In Focus: The greatest books ever written about theatre, as chosen by Michael Billington

Michael Billington has been the theatre critic for Country Life (and several other publications) for decades. With theatres closed, he's turned his hand to picking out the 10 best books about theatre.

People have been finding innovative ways to stave off lockdown lethargy. A cricket writer tells me that he and his friends are compiling lists of the best elevens ever, from A to Z. For most of us, reading is also a great resource, and everyone secretly enjoys compiling lists, so I thought I would offer my ‘Desert Island Discs’ of 10 favourite theatre books — diaries, memoirs, biographies, fiction and criticism. Obviously, it reflects my own taste, but I would welcome any suggestions from readers of books that should be included.

1. Peter Hall’s Diaries: The Story of a Dramatic Battle (Hamish Hamilton, 2000)

Dip into these briefly and you’ll find yourself still reading an hour later. Covering the years 1972 to 1980, they show Sir Peter’s determination to make the National Theatre a reality and record his battles with everyone from backstage strikers to hostile journalists.

Although there are glimpses of his depression, there are also glowing testaments to admired colleagues and endless aperçus. He describes Marlowe’s Tamburlaine as ‘An immoral morality play’ and has a telling entry for June 2, 1975: ‘God help us if the referendum goes against Europe.’

Peter Hall. Theatre Director, founder of The Royal Shakespeare Company and The National Theatre. Photo by Mike Abrahams/InPictures via Getty Images.

2. Dramatic Exchanges, edited by Daniel Rosenthal (Profile Books, 2018)

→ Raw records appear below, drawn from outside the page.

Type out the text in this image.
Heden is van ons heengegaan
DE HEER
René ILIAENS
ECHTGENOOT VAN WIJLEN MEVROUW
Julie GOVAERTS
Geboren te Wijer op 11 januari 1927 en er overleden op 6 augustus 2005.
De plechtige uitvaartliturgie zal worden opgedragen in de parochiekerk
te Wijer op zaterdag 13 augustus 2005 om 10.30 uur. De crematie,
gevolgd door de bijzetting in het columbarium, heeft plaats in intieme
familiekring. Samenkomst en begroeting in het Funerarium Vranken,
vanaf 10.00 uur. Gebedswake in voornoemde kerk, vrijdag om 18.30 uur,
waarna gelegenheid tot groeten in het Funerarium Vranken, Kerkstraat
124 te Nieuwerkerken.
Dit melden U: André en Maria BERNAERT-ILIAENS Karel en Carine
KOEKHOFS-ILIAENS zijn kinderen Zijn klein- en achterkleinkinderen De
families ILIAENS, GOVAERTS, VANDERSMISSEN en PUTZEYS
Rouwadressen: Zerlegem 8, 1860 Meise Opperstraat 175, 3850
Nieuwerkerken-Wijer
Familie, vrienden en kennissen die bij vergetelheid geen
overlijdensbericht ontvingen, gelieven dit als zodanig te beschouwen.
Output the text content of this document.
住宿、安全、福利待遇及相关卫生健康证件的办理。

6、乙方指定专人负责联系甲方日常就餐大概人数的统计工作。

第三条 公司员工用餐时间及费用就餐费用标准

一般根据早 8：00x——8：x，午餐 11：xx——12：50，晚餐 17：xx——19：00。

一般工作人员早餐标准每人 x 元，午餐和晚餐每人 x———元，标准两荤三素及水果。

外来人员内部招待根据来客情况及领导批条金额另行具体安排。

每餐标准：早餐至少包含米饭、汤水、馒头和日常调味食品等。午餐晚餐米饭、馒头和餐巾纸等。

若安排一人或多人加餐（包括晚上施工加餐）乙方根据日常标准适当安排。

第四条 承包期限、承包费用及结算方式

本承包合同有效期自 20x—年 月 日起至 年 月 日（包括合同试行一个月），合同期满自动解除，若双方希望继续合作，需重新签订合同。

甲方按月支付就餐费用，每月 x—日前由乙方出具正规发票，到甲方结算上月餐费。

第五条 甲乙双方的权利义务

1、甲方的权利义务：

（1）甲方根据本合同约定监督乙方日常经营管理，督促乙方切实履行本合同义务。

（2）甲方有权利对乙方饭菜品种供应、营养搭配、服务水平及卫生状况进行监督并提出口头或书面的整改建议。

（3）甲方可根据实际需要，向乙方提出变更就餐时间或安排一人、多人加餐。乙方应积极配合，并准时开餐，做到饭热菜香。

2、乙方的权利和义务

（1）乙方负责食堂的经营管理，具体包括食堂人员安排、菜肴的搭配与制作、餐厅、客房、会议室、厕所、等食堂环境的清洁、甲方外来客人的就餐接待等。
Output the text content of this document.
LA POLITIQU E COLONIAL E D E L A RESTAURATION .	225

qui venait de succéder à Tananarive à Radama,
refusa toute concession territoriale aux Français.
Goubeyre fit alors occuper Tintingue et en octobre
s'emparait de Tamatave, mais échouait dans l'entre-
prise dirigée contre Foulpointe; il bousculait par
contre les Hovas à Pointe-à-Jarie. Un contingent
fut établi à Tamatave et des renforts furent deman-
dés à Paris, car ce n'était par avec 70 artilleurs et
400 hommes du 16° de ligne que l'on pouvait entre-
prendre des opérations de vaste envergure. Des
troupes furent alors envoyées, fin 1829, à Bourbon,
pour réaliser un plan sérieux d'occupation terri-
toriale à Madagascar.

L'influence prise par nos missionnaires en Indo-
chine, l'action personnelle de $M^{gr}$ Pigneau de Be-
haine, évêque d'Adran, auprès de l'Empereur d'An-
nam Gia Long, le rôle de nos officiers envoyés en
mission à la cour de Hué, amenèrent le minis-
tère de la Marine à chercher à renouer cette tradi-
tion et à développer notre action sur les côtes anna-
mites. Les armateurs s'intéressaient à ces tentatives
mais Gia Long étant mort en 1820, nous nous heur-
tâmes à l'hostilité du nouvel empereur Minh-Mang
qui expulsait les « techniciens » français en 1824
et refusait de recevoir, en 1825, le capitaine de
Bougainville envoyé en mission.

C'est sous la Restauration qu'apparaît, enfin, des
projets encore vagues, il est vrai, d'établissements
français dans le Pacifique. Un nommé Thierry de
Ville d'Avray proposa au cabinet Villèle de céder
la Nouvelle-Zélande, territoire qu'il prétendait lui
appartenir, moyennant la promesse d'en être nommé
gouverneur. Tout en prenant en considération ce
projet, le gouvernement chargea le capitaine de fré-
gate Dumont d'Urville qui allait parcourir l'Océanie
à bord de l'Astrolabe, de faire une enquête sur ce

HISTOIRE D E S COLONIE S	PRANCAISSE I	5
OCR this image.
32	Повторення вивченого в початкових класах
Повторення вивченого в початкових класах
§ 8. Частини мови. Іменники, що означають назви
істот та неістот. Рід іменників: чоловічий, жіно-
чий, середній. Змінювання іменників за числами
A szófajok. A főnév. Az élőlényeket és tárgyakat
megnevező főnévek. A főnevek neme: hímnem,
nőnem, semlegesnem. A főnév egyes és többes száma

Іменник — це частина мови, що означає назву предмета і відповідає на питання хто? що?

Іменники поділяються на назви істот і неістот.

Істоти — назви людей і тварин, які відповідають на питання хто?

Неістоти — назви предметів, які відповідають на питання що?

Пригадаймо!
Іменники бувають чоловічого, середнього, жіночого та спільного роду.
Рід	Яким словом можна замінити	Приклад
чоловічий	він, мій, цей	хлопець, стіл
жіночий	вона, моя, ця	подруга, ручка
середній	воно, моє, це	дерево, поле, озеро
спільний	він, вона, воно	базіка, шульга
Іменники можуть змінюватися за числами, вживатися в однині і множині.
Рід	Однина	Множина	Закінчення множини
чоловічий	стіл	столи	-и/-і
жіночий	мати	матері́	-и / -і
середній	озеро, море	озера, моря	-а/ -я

More on the National Theatre, from 1903 to the present, through exchanges of letters. All are revealing, some hilarious. In 1961, Peter Hall writes to Laurence Olivier, apropos Peter Shaffer’s The Royal Hunt of the Sun, that it centres around Pizarro: ‘A titanic bull of a man, a rough-hewn warrior with the most extraordinary megalomania and strength of spirit. I can’t imagine anyone playing it save you.’ The letters reveal much about the inner workings of any organisation and combine high ideals with low gossip.

Recommended videos for you

3. Finishing The Hat by Stephen Sondheim (Virgin Books, 2010)

I can’t think of any theatre book that gives so clear a picture of the artistic process. This is not only a collection of Stephen Sondheim’s lyrics from 1954 to 1981, but a critical commentary on them by their author.

If he is sometimes harsh on fellow-lyricists — he asks what on earth Oscar Hammerstein meant by ‘a lark that is learning to pray’ — he is equally severe on himself: he attacks the general ‘wetness’ of his romantic lyrics for West Side Story. A great book packed with insights and information.

4. Ned’s Girl by Bryan Forbes (Elm Tree Books, 2004)

This biography of Edith Evans, by a close friend who directed her in several films, might have borrowed the title of the Sondheim book, as Dame Edith started life as a milliner. It was the pioneering William Poel who spotted her talent and cast her as Cressida.

Today, people associate her with Lady Bracknell, but her range was infinitely wider than that. I was lucky enough to see her as Volumnia in Coriolanus, as the Countess of Roussillon in All’s Well and as the Nurse in Romeo and Juliet, of which Mr Forbes excellently says ‘she refined her performance until she had reduced everything to the simplicity of Matisse line drawing’.

5. Secret Dreams by Alan Strachan (Weidenfeld & Nicolson, 2004)

Dame Edith Evans enjoyed a brief, but intense love affair with Michael Redgrave when they played opposite each other in As You Like It. They remained friends for life and this brilliant biography of Redgrave brings out his complexity as a man and his genius for playing divided characters.

Mr Strachan relates that astutely, yet without prurience, to the actor’s bisexuality, but the pleasure of the book lies in its evocation of past performances. When he describes Redgrave’s Uncle Vanya — ‘his arms often helplessly dangling as if not quite in phase with the rest of his body’ — the memories come flooding back.

Edith Evans as Lady Fidget and Michael Redgrave as Mr Horner in Wycherley’s ‘The Country Wife’ at the Old Vic, London, 1936. ©Getty

6. Shakespeare by Anthony Burgess (The Folio Society, 1970)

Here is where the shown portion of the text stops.